4)I know you said you don't care about the 10 game losing streak, but do you not pay any attention to things like momentum and confidence? Teams on losing streaks tend to play with a big lack of confidence which is how you get nasty losing streaks like this
In response to your assertions:
1) you're assuming that the cubs have an equal chance to win every ball game. To counterpoint that, do you believe that the Cubs will have the same record if they play 100 games against the Astros as they would if they played 100 games against the Cardinals? Another situation would be do the Cubs have an equal chance to win with Garza/Dempster pitching as they do with Volstad/Travis Wood/etc? There are clearly better situations than others for teams to win, which is why a line is set according to who is pitching in each game.

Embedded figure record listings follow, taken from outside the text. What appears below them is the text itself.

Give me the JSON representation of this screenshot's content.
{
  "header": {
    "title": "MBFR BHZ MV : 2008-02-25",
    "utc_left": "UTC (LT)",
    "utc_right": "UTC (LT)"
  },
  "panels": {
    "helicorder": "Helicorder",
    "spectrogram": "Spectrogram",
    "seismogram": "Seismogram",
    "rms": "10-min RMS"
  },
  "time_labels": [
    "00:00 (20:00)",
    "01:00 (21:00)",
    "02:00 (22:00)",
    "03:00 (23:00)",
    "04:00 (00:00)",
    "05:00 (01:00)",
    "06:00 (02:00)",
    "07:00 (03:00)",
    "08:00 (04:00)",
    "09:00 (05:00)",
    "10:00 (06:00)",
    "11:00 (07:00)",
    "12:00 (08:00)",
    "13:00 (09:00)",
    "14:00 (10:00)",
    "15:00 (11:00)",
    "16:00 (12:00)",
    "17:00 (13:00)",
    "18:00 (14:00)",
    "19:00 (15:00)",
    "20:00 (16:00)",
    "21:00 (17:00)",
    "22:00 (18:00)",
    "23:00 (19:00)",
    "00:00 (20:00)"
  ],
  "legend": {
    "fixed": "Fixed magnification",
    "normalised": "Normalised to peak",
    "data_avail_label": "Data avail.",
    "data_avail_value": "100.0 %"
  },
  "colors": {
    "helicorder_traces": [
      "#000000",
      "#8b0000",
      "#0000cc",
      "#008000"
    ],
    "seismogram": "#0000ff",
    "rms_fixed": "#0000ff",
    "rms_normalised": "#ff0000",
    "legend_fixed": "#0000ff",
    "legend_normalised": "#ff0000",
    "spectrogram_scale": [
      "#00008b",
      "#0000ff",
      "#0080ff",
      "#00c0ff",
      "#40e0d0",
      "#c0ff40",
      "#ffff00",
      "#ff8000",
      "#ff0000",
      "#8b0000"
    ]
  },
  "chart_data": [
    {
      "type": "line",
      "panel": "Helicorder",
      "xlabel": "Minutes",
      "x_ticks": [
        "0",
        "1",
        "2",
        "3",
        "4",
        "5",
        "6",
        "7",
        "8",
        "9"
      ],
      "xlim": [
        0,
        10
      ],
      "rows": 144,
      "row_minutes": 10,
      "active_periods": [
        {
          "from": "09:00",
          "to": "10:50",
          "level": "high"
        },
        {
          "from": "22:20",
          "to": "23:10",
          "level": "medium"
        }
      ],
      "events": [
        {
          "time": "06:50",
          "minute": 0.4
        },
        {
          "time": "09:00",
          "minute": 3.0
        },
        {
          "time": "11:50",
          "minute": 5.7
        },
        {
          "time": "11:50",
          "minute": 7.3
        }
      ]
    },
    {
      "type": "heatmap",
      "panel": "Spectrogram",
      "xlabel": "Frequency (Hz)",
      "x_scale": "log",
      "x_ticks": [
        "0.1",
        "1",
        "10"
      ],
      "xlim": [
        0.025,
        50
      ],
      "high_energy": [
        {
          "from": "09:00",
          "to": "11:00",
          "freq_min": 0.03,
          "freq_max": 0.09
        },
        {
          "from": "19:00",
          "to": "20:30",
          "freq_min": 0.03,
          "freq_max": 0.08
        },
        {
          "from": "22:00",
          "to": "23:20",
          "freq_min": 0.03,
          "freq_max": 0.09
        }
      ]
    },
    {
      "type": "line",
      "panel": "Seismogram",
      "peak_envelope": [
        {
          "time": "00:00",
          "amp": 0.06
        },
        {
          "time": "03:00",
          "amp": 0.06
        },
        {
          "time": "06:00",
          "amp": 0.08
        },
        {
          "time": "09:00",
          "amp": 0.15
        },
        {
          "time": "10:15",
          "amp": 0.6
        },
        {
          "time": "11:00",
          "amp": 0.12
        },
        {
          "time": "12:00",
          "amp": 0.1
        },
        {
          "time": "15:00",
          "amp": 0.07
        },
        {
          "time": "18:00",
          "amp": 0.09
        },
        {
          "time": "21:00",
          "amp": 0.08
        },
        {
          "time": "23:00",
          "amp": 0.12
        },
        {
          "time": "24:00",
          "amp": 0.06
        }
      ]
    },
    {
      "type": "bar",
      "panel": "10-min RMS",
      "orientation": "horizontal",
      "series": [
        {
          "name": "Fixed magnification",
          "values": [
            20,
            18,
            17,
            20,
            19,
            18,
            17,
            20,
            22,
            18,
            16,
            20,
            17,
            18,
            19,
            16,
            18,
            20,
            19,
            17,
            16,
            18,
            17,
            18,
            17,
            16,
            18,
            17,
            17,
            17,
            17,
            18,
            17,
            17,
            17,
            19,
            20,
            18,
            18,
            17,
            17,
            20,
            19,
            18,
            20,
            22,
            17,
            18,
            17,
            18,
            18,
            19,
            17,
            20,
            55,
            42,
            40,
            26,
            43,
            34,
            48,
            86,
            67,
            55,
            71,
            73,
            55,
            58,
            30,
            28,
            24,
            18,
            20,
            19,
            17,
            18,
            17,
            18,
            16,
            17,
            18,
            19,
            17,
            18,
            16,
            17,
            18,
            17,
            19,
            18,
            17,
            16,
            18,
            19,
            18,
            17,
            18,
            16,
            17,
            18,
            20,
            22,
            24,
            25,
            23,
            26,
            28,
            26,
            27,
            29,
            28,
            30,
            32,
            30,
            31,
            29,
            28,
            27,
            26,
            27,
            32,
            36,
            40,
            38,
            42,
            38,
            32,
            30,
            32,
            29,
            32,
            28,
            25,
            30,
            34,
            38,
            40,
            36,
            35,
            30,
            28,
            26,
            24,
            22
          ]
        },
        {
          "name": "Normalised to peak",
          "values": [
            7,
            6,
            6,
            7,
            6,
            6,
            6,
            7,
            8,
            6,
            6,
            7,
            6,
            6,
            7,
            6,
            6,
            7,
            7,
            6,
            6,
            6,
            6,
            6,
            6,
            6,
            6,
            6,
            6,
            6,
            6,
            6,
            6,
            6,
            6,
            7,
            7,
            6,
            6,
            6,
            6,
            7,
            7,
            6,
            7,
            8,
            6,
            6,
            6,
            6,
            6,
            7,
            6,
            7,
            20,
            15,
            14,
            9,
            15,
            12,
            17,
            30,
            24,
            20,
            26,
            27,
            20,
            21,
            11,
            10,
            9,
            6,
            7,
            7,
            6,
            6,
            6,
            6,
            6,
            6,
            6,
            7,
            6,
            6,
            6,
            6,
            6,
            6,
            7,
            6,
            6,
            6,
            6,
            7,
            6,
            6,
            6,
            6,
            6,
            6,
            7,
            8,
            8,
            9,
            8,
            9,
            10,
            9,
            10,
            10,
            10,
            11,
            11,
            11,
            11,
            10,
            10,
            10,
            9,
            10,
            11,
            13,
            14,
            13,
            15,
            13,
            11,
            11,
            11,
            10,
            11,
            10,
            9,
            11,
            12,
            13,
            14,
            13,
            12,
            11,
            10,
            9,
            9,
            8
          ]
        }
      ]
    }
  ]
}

2) What defensive metrics are you using to compare the teams? UZR says the Cubs are better than the Giants defensively. If you want to use standard stats, Giants actually have the worst fielding% in the entire MLB. Defensive efficiency is definitely in the giants favor. Efficiency and errors definitely have flaws in them, so I'd say UZR is the far better choice to measure defensive performance; and that says that you are wrong again.

3) Have you adjusted for ballparks? Wrigley has historically been a hitters park (although didn't play like that last year and has been average so far this year). It shouldn't be surprising that the Cubs hit better at home than they do on the road. With regards to vs. R & vs. L, you're breaking an already smallish sample into an even smaller sample size, and basing your decision on a smaller subset with a lot more variance. You're better off using their season to date vs. Lefties than breaking it up to season to date vs lefties on the road.

4) After sweeping the padres, i'm sure they were not lacking momentum or confidence coming into this series. They have played 18 games since this 10 (now 11) game road losing streak started. I don't think players let games that occurred 3 weeks ago effect them mentally.